Veras most obvious intervention led to a conflict with Mendelsohn’s minimalist structure in the rose-garden where guests were received, the stairs leading to the entry hall and, actually, the overall interior look with its abundance of design details, especially collected items, which for Vera carried cultural significance.

As a modernist, Mendelsohn strove to create a functional building that responded to the surroundings and the climate, using a design language that included visual representatives of the environment. However, Vera’s pressure forced him to reluctantly accept the flower garden intended to lengthen the brief Israeli spring flowering with imported plants.

The colorful blooming suited her romantic disposition that found expression in a Western, Edwardian style, adding a personal touch to the alien” building, opposing Mendelsohn’s ambition to imbue it with an Eastern interpretation.

The interior design on all floors was treated in the same way, apart from the Eastern reception room, with colonial collectible items decorating the first floor, used for public functions and formal hospitality. In Vera’s opinion, it gave a colonial touch to the expression of the family’s cultural status. Likewise, items imported from England were placed in the salon, the dining room and the library.

Weizmann House Library

The library - a remnant of Vera Weizmann’s influence on the interior design of Villa Weizmann.

And thus, the salon became a treasure chest similar to the European drawing room, expressing Vera’s world view as an art collector who later influenced not only the spatial design of other collectors, but also other house owners whose homes had been designed by Mendelsohn, thus enriching his resume.

Some of Chaim Weizmann’s close circle viewed Vera’s outspoken intervention as an intrusion on a formal domain that later became a battle field when she insisted that architect and client relationship must be a two-way dialogue.

A special chapter of the research was devoted to the subject of financing the collection, while Vera, daughter of one of the wealthiest Jewish families in Rostov (her birth city in White Russia), constitutes an example of her view point reflecting wealthy European drawing rooms.

The characteristic design of Vera’s Habitus in terms of Bourdieu’s theory of living space, finds expression in the villa that has recently become a museum at the Weizmann Institute: Her dressing room, which served as a refreshing room for visitors before formal meetings, exhibits personal items belonging to Vera and Chaim Weizmann, as well as family photographs that convey the spirit of the time. Thus, while the political image of Chaim Weizmann - appointed first State President in 1948 - overshadowed Vera’s career as a doctor, she stood her ground with regard to her right to design everything related to their mutual home.

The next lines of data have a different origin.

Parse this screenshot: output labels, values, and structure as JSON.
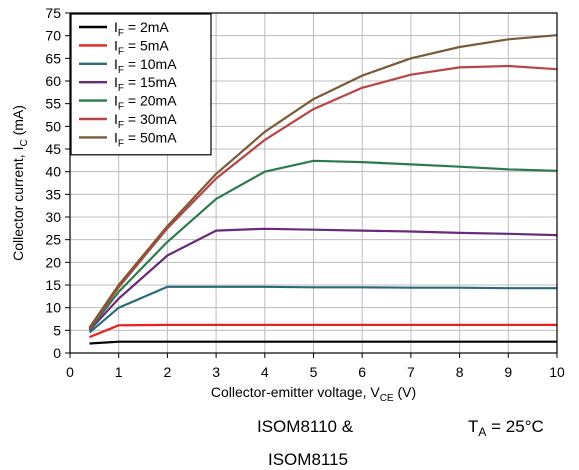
{
  "chart_data": {
    "type": "line",
    "xlabel": {
      "text": "Collector-emitter voltage, V",
      "sub": "CE",
      "suffix": " (V)"
    },
    "ylabel": {
      "text": "Collector current, I",
      "sub": "C",
      "suffix": " (mA)"
    },
    "xlim": [
      0,
      10
    ],
    "ylim": [
      0,
      75
    ],
    "x_ticks": [
      0,
      1,
      2,
      3,
      4,
      5,
      6,
      7,
      8,
      9,
      10
    ],
    "y_ticks": [
      0,
      5,
      10,
      15,
      20,
      25,
      30,
      35,
      40,
      45,
      50,
      55,
      60,
      65,
      70,
      75
    ],
    "grid": true,
    "legend_position": "top-left",
    "x": [
      0.4,
      1,
      2,
      3,
      4,
      5,
      6,
      7,
      8,
      9,
      10
    ],
    "series": [
      {
        "name": "I",
        "sub": "F",
        "label_suffix": " = 2mA",
        "color": "#000000",
        "values": [
          2.1,
          2.5,
          2.5,
          2.5,
          2.5,
          2.5,
          2.5,
          2.5,
          2.5,
          2.5,
          2.5
        ]
      },
      {
        "name": "I",
        "sub": "F",
        "label_suffix": " = 5mA",
        "color": "#e8211d",
        "values": [
          3.5,
          6.1,
          6.2,
          6.2,
          6.2,
          6.2,
          6.2,
          6.2,
          6.2,
          6.2,
          6.2
        ]
      },
      {
        "name": "I",
        "sub": "F",
        "label_suffix": " = 10mA",
        "color": "#2b6a7a",
        "values": [
          4.5,
          10.0,
          14.6,
          14.6,
          14.6,
          14.5,
          14.5,
          14.4,
          14.4,
          14.3,
          14.3
        ]
      },
      {
        "name": "I",
        "sub": "F",
        "label_suffix": " = 15mA",
        "color": "#6a2a7a",
        "values": [
          5.0,
          12.0,
          21.5,
          27.0,
          27.4,
          27.2,
          27.0,
          26.8,
          26.5,
          26.3,
          26.0
        ]
      },
      {
        "name": "I",
        "sub": "F",
        "label_suffix": " = 20mA",
        "color": "#2e7a4e",
        "values": [
          5.2,
          13.5,
          24.5,
          34.0,
          40.0,
          42.4,
          42.1,
          41.6,
          41.1,
          40.5,
          40.2
        ]
      },
      {
        "name": "I",
        "sub": "F",
        "label_suffix": " = 30mA",
        "color": "#b84545",
        "values": [
          5.4,
          14.5,
          27.5,
          38.5,
          47.0,
          53.8,
          58.5,
          61.4,
          63.0,
          63.3,
          62.6
        ]
      },
      {
        "name": "I",
        "sub": "F",
        "label_suffix": " = 50mA",
        "color": "#7a5a38",
        "values": [
          5.6,
          15.0,
          28.0,
          39.5,
          48.8,
          56.0,
          61.2,
          65.0,
          67.5,
          69.2,
          70.1
        ]
      }
    ]
  },
  "notes": {
    "device_1": "ISOM8110 &",
    "device_2": "ISOM8115",
    "temp_prefix": "T",
    "temp_sub": "A",
    "temp_suffix": " = 25°C"
  }
}
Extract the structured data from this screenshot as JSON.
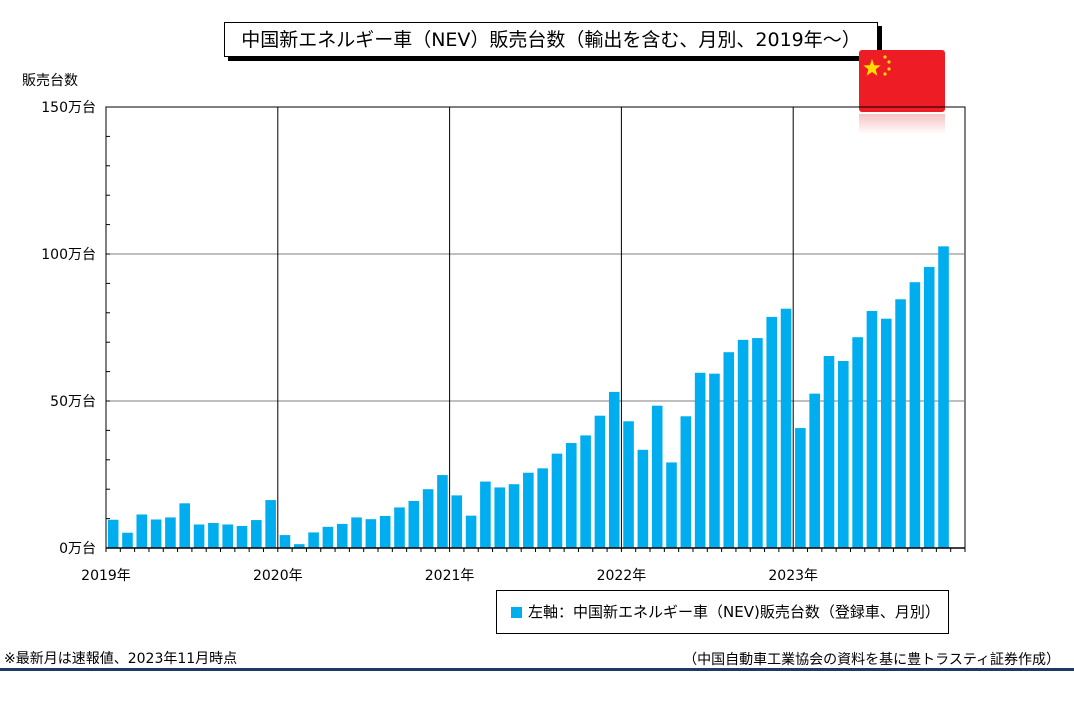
{
  "title": "中国新エネルギー車（NEV）販売台数（輸出を含む、月別、2019年～）",
  "y_unit_label": "販売台数",
  "legend_label": "左軸：中国新エネルギー車（NEV)販売台数（登録車、月別）",
  "note_left": "※最新月は速報値、2023年11月時点",
  "note_right": "（中国自動車工業協会の資料を基に豊トラスティ証券作成）",
  "colors": {
    "bar": "#00aeef",
    "flag_red": "#ee1c25",
    "flag_star": "#ffde00"
  },
  "chart_data": {
    "type": "bar",
    "unit": "万台",
    "ylim": [
      0,
      150
    ],
    "y_ticks": [
      {
        "value": 0,
        "label": "0万台"
      },
      {
        "value": 50,
        "label": "50万台"
      },
      {
        "value": 100,
        "label": "100万台"
      },
      {
        "value": 150,
        "label": "150万台"
      }
    ],
    "x_year_labels": [
      "2019年",
      "2020年",
      "2021年",
      "2022年",
      "2023年"
    ],
    "months_per_year": 12,
    "legend_position": "bottom-right",
    "grid": true,
    "series": [
      {
        "values": [
          9.6,
          5.2,
          11.4,
          9.7,
          10.4,
          15.2,
          8.0,
          8.5,
          8.0,
          7.5,
          9.5,
          16.3,
          4.4,
          1.3,
          5.3,
          7.2,
          8.2,
          10.4,
          9.8,
          10.9,
          13.8,
          16.0,
          20.0,
          24.8,
          17.9,
          11.0,
          22.6,
          20.6,
          21.7,
          25.6,
          27.1,
          32.1,
          35.7,
          38.3,
          45.0,
          53.1,
          43.1,
          33.4,
          48.4,
          29.1,
          44.8,
          59.6,
          59.3,
          66.6,
          70.8,
          71.4,
          78.6,
          81.4,
          40.8,
          52.5,
          65.3,
          63.6,
          71.7,
          80.6,
          78.0,
          84.6,
          90.4,
          95.6,
          102.6
        ]
      }
    ]
  }
}
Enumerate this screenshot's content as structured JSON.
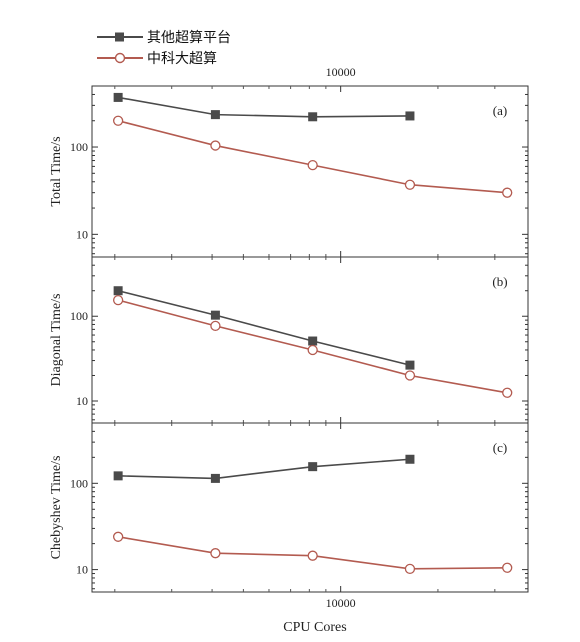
{
  "chart_data": {
    "type": "line",
    "xscale": "log",
    "yscale": "log",
    "xlabel": "CPU Cores",
    "top_x_tick": "10000",
    "bottom_x_tick": "10000",
    "legend": {
      "placement": "top-left",
      "entries": [
        {
          "name": "其他超算平台",
          "color": "#4a4a4a",
          "marker": "filled-square"
        },
        {
          "name": "中科大超算",
          "color": "#b35b50",
          "marker": "open-circle"
        }
      ]
    },
    "panels": [
      {
        "tag": "(a)",
        "ylabel": "Total Time/s",
        "ylim": [
          5.5,
          500
        ],
        "yticks": [
          {
            "value": 10,
            "label": "10"
          },
          {
            "value": 100,
            "label": "100"
          }
        ],
        "series": [
          {
            "name": "其他超算平台",
            "x": [
              2048,
              4096,
              8192,
              16384
            ],
            "y": [
              370,
              235,
              222,
              227
            ]
          },
          {
            "name": "中科大超算",
            "x": [
              2048,
              4096,
              8192,
              16384,
              32768
            ],
            "y": [
              200,
              104,
              62,
              37,
              30
            ]
          }
        ]
      },
      {
        "tag": "(b)",
        "ylabel": "Diagonal Time/s",
        "ylim": [
          5.5,
          500
        ],
        "yticks": [
          {
            "value": 10,
            "label": "10"
          },
          {
            "value": 100,
            "label": "100"
          }
        ],
        "series": [
          {
            "name": "其他超算平台",
            "x": [
              2048,
              4096,
              8192,
              16384
            ],
            "y": [
              200,
              103,
              51,
              26.5
            ]
          },
          {
            "name": "中科大超算",
            "x": [
              2048,
              4096,
              8192,
              16384,
              32768
            ],
            "y": [
              155,
              77,
              40,
              20,
              12.5
            ]
          }
        ]
      },
      {
        "tag": "(c)",
        "ylabel": "Chebyshev Time/s",
        "ylim": [
          5.5,
          500
        ],
        "yticks": [
          {
            "value": 10,
            "label": "10"
          },
          {
            "value": 100,
            "label": "100"
          }
        ],
        "series": [
          {
            "name": "其他超算平台",
            "x": [
              2048,
              4096,
              8192,
              16384
            ],
            "y": [
              122,
              114,
              156,
              190
            ]
          },
          {
            "name": "中科大超算",
            "x": [
              2048,
              4096,
              8192,
              16384,
              32768
            ],
            "y": [
              24,
              15.5,
              14.5,
              10.2,
              10.5
            ]
          }
        ]
      }
    ]
  }
}
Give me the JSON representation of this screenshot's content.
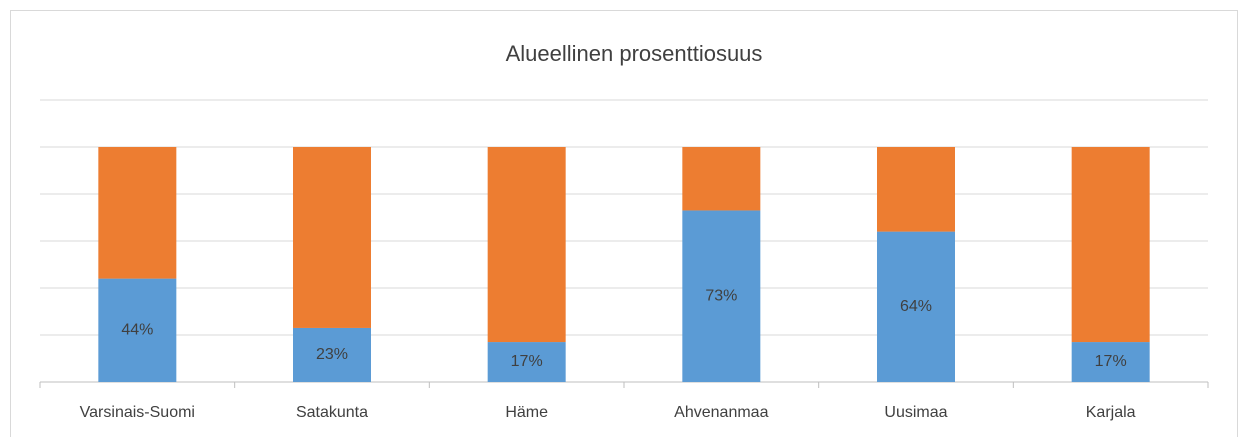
{
  "chart_data": {
    "type": "stacked_bar_100",
    "title": "Alueellinen prosenttiosuus",
    "categories": [
      "Varsinais-Suomi",
      "Satakunta",
      "Häme",
      "Ahvenanmaa",
      "Uusimaa",
      "Karjala"
    ],
    "series": [
      {
        "color": "#5b9bd5",
        "values": [
          44,
          23,
          17,
          73,
          64,
          17
        ],
        "value_labels": [
          "44%",
          "23%",
          "17%",
          "73%",
          "64%",
          "17%"
        ]
      },
      {
        "color": "#ed7d31",
        "values": [
          56,
          77,
          83,
          27,
          36,
          83
        ]
      }
    ],
    "ylim": [
      0,
      120
    ],
    "yticks": [
      0,
      20,
      40,
      60,
      80,
      100,
      120
    ],
    "grid": true
  }
}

Weizmann, who was very proud of the final result, used to praise the appearance of the house and garden, emphasizing the fact that it was his wife’s achievement as she had imbued it with her personal world view, from the selection of the site in a neglected orchard, which later became one of the most influential institutions - the Weizmann Institute.

Shoshana Harari: Research study for a Master’s Degree in The History of Art and Visual Culture - Arts Department, Faculty of Humanities and Social Sciences, Ben Gurion University of the Negev. Tutor: Dr. Sarah Offenberg.